Haskell and Scala have static typing instead (and therefore need much less unit tests).
"practicality beats purity."
I have no idea which and how many startups use Clojure, besides Datomic :) It would be interesting to know.
Unfortunately I can't share any personal experience as the core of my work is in the Enterprise so I haven't had the right opportunity to present itself. But if you're coming from a mathematical background you should check it out
People actually use it? It seems abandoned and the link to homepage broken: https://pypi.python.org/pypi/typecheck. I'm asking because I'd really like the idea of starting a project the dynamic typing way and then bolting on a (semi)-static type system on top once more new programmers join the game, preferably being able to completely disable it on production machines for best performance.
[1]: http://cython.org/
Funny. I feel exactly the opposite. Static typing is false security.
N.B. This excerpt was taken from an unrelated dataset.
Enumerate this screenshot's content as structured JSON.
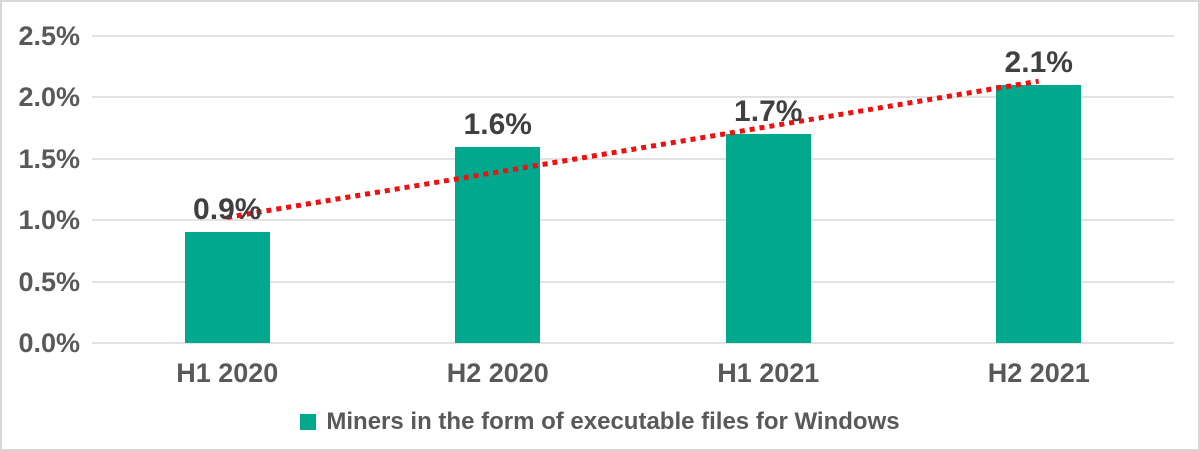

I program in JS. My coworkers in Java. They have so many bugs that make it to prod because they assume that just because it compiles it must therefore be safe.
In the former languages, you can encode many more attributes of a program into the type system, and so you can have check at compile-time many more invariants of your program - e.g. enforcing a function does no I/O, enforcing that all possibilities are handled when pattern matching, enforcing the equivalent of nullptr checking, etc.
In languages like C++, there are techniques you can apply to allow the type system to help you out a bit (see this talk by Jordan DeLong for some examples [1]), but in general, the guarantees you get from a non-HM type system are weaker than those from one, and so the notion of successfully passing type-checking is correspondingly weaker.
Good type systems can catch far more bugs than you imagine. Moreover, they can actually make writing code easier: there are some extremely valuable and expressive features like typeclasses that simply cannot be reproduced in a dynamically typed language.
The problem is not how to make something compile, regardless of how complex the types are. The problem is how to do the right thing. It is not enough to return a string - you must return the correct string, and that is not normally not something a type can solve for you. I suppose you may solve that problem too in haskell, but then you will get bugs in the type definition instead. TANSTAAFL.
I use Ruby and JavaScript professionally. I do like Ruby for a number of reasons, and JavaScript I can at least live with. But in both languages, I constantly find myself spending tons of time tracking down bugs that would have been discovered right away if I had Haskell's type system at my disposal.
Attributing your coworkers' "if it builds, it works" assumptions to static typing strikes me as incorrect. Static typing, at least in Java, ensures only a (relatively) small set of conditions are true; I don't think you can really blame that for increased/additional assumptions on the part of sub-par programmers.
I've found that debugging in a dynamic environment is great for managing types in a well architected system. It falls down in a poorly architected one, in ways that static typing would not ave allowed. However, in such systems, "it compiles so it must be correct," programmers just get stuck in deeper snow.